Rather than leather, there's perforated SofTex: suitably sturdy for off-road adventures, just like the rubber mats. Toyota also throws in a wireless phone charging pad, heating and ventilation for the front row, a power liftgate with flip-up glass, and lots of useful cubbies.

The tech upgrade we've been waiting for

On the tech side, the latest Toyota infotainment system is a welcome addition. Running on a sizable 14-inch touchscreen — large enough that some graphics on the right side can be a stretch for the driver — it's much easier, more attractive, and generally intuitive to use than the old version. Wireless Apple CarPlay and Android Auto are supported, and there's a 12.3-inch digital gauge cluster for the driver.
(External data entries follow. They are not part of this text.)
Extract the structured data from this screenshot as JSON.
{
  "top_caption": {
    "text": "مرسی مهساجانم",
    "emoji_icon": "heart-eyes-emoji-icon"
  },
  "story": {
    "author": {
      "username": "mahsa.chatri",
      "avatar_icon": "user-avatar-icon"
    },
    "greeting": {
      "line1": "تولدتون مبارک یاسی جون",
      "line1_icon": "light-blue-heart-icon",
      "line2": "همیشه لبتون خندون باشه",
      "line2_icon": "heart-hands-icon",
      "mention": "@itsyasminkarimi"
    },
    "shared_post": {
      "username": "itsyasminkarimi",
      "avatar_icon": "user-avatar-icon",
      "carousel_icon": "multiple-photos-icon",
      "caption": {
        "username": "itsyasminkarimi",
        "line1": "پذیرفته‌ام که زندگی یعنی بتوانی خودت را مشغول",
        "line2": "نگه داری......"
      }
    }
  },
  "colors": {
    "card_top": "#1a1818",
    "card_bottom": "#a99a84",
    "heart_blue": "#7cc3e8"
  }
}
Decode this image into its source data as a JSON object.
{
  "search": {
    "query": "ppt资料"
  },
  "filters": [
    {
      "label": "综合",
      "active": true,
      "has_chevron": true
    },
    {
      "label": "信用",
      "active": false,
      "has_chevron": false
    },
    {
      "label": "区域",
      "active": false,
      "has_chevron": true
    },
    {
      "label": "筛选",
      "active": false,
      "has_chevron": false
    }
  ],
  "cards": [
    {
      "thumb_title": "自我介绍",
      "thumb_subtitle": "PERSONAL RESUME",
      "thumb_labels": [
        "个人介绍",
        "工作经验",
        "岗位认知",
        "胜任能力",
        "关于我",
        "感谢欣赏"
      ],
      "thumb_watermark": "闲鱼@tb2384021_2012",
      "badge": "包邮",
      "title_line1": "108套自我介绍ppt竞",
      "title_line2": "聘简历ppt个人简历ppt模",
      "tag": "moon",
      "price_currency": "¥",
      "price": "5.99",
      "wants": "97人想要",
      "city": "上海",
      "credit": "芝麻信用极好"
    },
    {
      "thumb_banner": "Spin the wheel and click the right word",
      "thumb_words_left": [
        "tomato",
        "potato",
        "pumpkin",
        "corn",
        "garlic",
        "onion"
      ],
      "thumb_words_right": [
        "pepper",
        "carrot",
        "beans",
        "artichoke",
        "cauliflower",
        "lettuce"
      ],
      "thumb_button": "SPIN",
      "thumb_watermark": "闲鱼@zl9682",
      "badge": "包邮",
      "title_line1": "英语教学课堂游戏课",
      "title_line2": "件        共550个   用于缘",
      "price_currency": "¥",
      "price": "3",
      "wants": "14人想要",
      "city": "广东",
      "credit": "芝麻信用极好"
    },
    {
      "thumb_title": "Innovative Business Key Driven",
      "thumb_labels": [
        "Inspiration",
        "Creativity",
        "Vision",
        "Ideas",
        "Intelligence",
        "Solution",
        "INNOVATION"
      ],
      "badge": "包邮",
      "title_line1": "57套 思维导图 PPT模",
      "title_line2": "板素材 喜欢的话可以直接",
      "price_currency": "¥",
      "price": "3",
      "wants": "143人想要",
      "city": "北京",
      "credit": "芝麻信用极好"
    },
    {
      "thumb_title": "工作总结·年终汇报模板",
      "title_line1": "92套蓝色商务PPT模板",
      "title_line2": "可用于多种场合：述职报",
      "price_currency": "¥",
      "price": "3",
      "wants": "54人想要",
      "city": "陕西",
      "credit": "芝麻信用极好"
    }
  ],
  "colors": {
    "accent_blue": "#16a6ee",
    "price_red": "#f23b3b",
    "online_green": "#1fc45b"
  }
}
Toyota loads up the active safety tech, too. Pre-collision assistance with pedestrian detection, lane departure alerts with steering assistance, lane tracing assist, auto high-beams, and road sign assist are all part of Toyota Safety Sense 2.5, fitted as standard. So, too, is adaptive cruise control, though where rivals have been flirting with advanced lane-keeping the Sequoia relies on the driver for steering.

Despite the vast touchscreen, Toyota isn't shy of physical controls. They're generally oversized, too, to make sure they're usable even if you're wearing gloves, though the positioning of the driveline controls does leave them somewhat obscured by the edge of the center armrest.

2023 Toyota Sequoia TRD Pro Verdict

The more time I spent behind the wheel, the more the 2023 Sequoia TRD Pro grew on me. Certainly, it takes a little getting used to: that's mainly about the scale, like with other full-size SUVs. Yet the Toyota doesn't feel lumbering, the hybrid engine's added perk helping offset the heft much as it does in the Tundra.

You do, of course, get that punch in the non-TRD-massaged versions, and for most people, I suspect that's a wiser buy. Not only is it more affordable, but it's also a little more refined on-road. The regular Sequoia may not be quite so rough-stuff ready, but the $470 TRD Off-Road Package available on 4x4 trims adds the fancy tires, Bilstein off-road shocks, locking rear diff, and other niceties. You have to really need the step up to this full TRD Pro spec for it to make sense, and that means taking the Sequoia out into the wild where this no-compromise configuration can fully deliver.